但沒人去,就意味著——那裏的海貨,已經泛濫成災。
若是能把那些極品海貨弄上來,再配合空間裏的蔬菜,去黑市走一遭......
薑雲輕眯起眼睛,眼底閃爍著野性的光芒。
風險?
對於死過一次的人來說,窮,才是最大的風險。
她拿起一把鏽跡斑斑的魚叉,在手裏掂了掂。
明天一早,去鬼灘!
......
天剛蒙蒙亮,海邊的晨霧帶著鹹腥的濕氣,撲麵而來。
薑雲輕背著一個大背簍,手裏提著那把鏽跡斑斑的魚叉,走在前麵。
陸墨川跟在她身後,步子還有些虛浮,但比起前幾天已經穩健了不少。他的傷口在靈泉水的滋養下,恢複了三成,至少行動無礙。
“你確定要去鬼灘?”陸墨川的聲音在呼嘯的海風中顯得有些沙啞。
“富貴險中求。”薑雲輕頭也不回,聲音卻清晰地傳了過來,“怕了?”
陸墨川沒說話,隻是默默跟緊了她的腳步。
越靠近鬼灘,嶙峋的黑色礁石越多,形狀千奇百怪,如同蟄伏在海岸線的巨獸。海浪拍打在礁石上,發出震耳欲聾的轟鳴,卷起數米高的白色浪花,光是看著就讓人心驚膽戰。
難怪沒人敢來,這裏的地形太過複雜,一個浪頭打過來,人要是被卷到礁石縫裏,瞬間就能被拍成肉泥。
“村裏人說,這裏有水鬼,專拖人下水。”陸墨川看著一處被海浪猛烈衝擊的狹窄水道,眉頭微蹙。

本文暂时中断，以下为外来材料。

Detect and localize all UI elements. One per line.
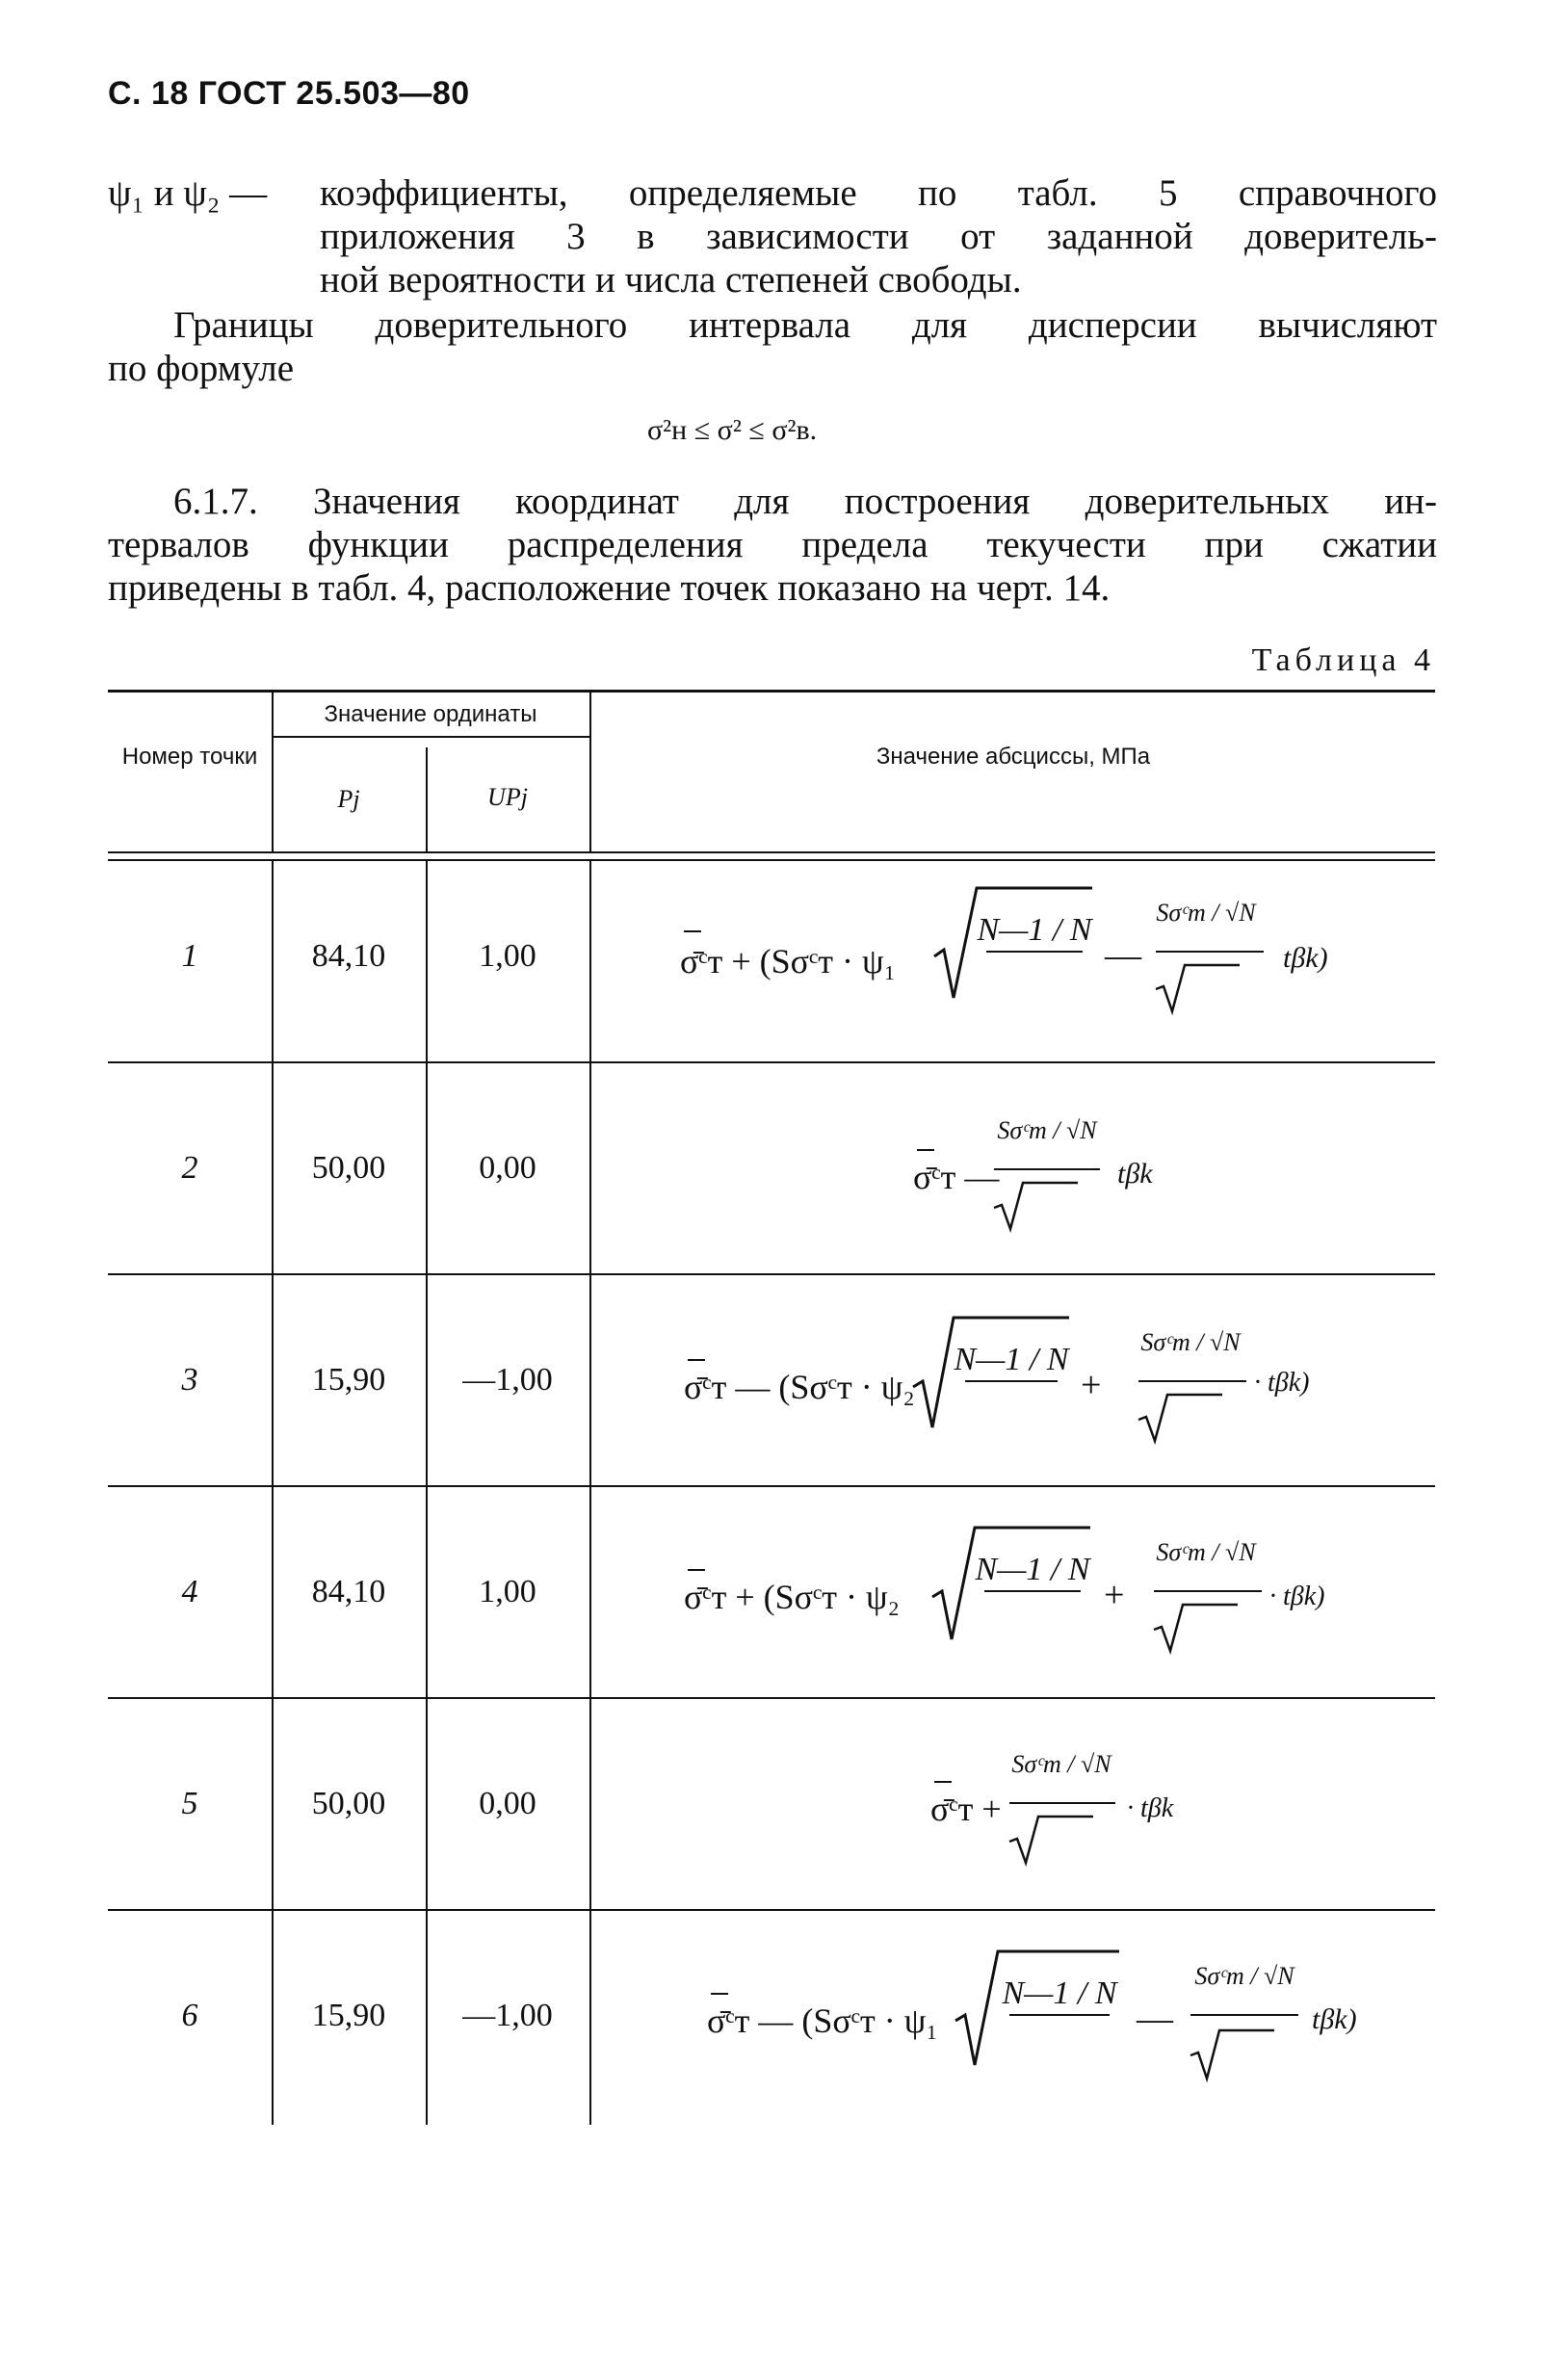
psi-description-line: ной вероятности и числа степеней свободы.: [320, 259, 1022, 301]
formula-suffix: tβk: [1117, 1158, 1153, 1190]
cell-point-number: 1: [181, 938, 198, 974]
table-top-rule: [108, 690, 1435, 693]
sqrt-radicand: N—1 / N: [1002, 1975, 1117, 2011]
paragraph-line: Границы доверительного интервала для дисперсии вычисляют: [173, 304, 1437, 346]
psi-description-line: коэффициенты, определяемые по табл. 5 справочного: [320, 172, 1437, 214]
fraction-expression: Sσᶜт / √N: [997, 1116, 1097, 1144]
table-column-rule: [272, 861, 274, 2125]
table-header-rule: [108, 851, 1435, 853]
fraction-expression: Sσᶜт / √N: [1156, 899, 1256, 927]
table-4: [108, 690, 1435, 2125]
cell-pj: 15,90: [311, 1362, 386, 1398]
cell-upj: 0,00: [479, 1786, 536, 1821]
table-column-rule: [426, 861, 428, 2125]
cell-pj: 50,00: [311, 1786, 386, 1821]
cell-upj: 1,00: [479, 1574, 536, 1609]
cell-upj: —1,00: [462, 1998, 553, 2033]
fraction-expression: Sσᶜт / √N: [1156, 1538, 1256, 1566]
table-column-rule: [589, 690, 591, 851]
psi-term: ψ₁ и ψ₂ —: [108, 172, 268, 214]
formula-prefix: σ̄ᶜт +: [930, 1790, 1002, 1828]
page-header: С. 18 ГОСТ 25.503—80: [108, 75, 470, 112]
formula-prefix: σ̄ᶜт + (Sσᶜт · ψ₁: [680, 942, 897, 981]
cell-point-number: 4: [181, 1574, 198, 1609]
table-caption: Таблица 4: [1251, 642, 1435, 678]
fraction-expression: Sσᶜт / √N: [1011, 1750, 1111, 1778]
sqrt-sign: [1156, 965, 1240, 1011]
cell-point-number: 6: [181, 1998, 198, 2033]
paragraph-line: по формуле: [108, 348, 295, 389]
abscissa-formula: [589, 861, 1435, 1061]
fraction-expression: Sσᶜт / √N: [1194, 1962, 1295, 1990]
cell-pj: 15,90: [311, 1998, 386, 2033]
sqrt-radicand: N—1 / N: [977, 912, 1092, 948]
formula-prefix: σ̄ᶜт — (Sσᶜт · ψ₂: [684, 1368, 915, 1406]
sqrt-radicand: N—1 / N: [954, 1342, 1069, 1377]
cell-point-number: 2: [181, 1150, 198, 1186]
cell-point-number: 5: [181, 1786, 198, 1821]
cell-upj: 1,00: [479, 938, 536, 974]
variance-inequality: σ²н ≤ σ² ≤ σ²в.: [647, 414, 818, 446]
abscissa-formula: [589, 1487, 1435, 1697]
formula-prefix: σ̄ᶜт + (Sσᶜт · ψ₂: [684, 1578, 901, 1616]
formula-prefix: σ̄ᶜт —: [913, 1158, 1000, 1196]
cell-pj: 50,00: [311, 1150, 386, 1186]
bounds-paragraph: [108, 303, 1437, 390]
cell-upj: —1,00: [462, 1362, 553, 1398]
psi-description-line: приложения 3 в зависимости от заданной доверитель-: [320, 216, 1437, 257]
sqrt-sign: [1190, 2030, 1274, 2079]
psi-description: [320, 171, 1437, 301]
abscissa-formula: [589, 1699, 1435, 1909]
ordinate-group-rule: [272, 736, 590, 738]
formula-prefix: σ̄ᶜт — (Sσᶜт · ψ₁: [707, 2001, 938, 2040]
paragraph-6-1-7: [108, 480, 1437, 610]
formula-suffix: tβk): [1312, 2003, 1357, 2035]
header-abscissa: Значение абсциссы, МПа: [876, 744, 1151, 770]
paragraph-line: приведены в табл. 4, расположение точек показано на черт. 14.: [108, 567, 1111, 609]
abscissa-formula: [589, 1911, 1435, 2125]
paragraph-line: 6.1.7. Значения координат для построения доверительных ин-: [173, 481, 1437, 522]
cell-point-number: 3: [181, 1362, 198, 1398]
sqrt-sign: [1154, 1605, 1238, 1651]
cell-upj: 0,00: [479, 1150, 536, 1186]
formula-suffix: · tβk: [1127, 1793, 1174, 1823]
abscissa-formula: [589, 1063, 1435, 1273]
paragraph-line: тервалов функции распределения предела текучести при сжатии: [108, 524, 1437, 565]
formula-operator: +: [1081, 1365, 1102, 1405]
cell-pj: 84,10: [311, 938, 386, 974]
formula-suffix: · tβk): [1254, 1368, 1310, 1398]
sqrt-sign: [1009, 1817, 1093, 1863]
formula-suffix: · tβk): [1269, 1582, 1325, 1611]
formula-suffix: tβk): [1283, 942, 1328, 974]
formula-operator: +: [1104, 1575, 1125, 1615]
header-point-number: Номер точки: [121, 744, 258, 770]
cell-pj: 84,10: [311, 1574, 386, 1609]
sqrt-sign: [994, 1183, 1078, 1229]
fraction-expression: Sσᶜт / √N: [1140, 1328, 1241, 1356]
header-upj: UPj: [487, 783, 528, 811]
header-pj: Pj: [337, 785, 360, 813]
formula-operator: —: [1105, 935, 1141, 976]
header-ordinate-group: Значение ординаты: [324, 701, 537, 727]
formula-operator: —: [1137, 1999, 1173, 2039]
sqrt-sign: [1138, 1395, 1222, 1441]
sqrt-radicand: N—1 / N: [975, 1552, 1090, 1587]
abscissa-formula: [589, 1275, 1435, 1485]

“水鬼?”薑雲輕嗤笑一聲,指著遠處漸漸退去的海水,“那不是水鬼,是潮汐。每天兩次,海水會大麵積退去,露出底下的灘塗和礁石。等退到最低點,就是我們動手的時候。”
這是最基礎的海洋知識,在這個時代卻成了駭人的傳說。
陸墨川看著她篤定的側臉,眸色深沉。
這個女人,懂的似乎太多了。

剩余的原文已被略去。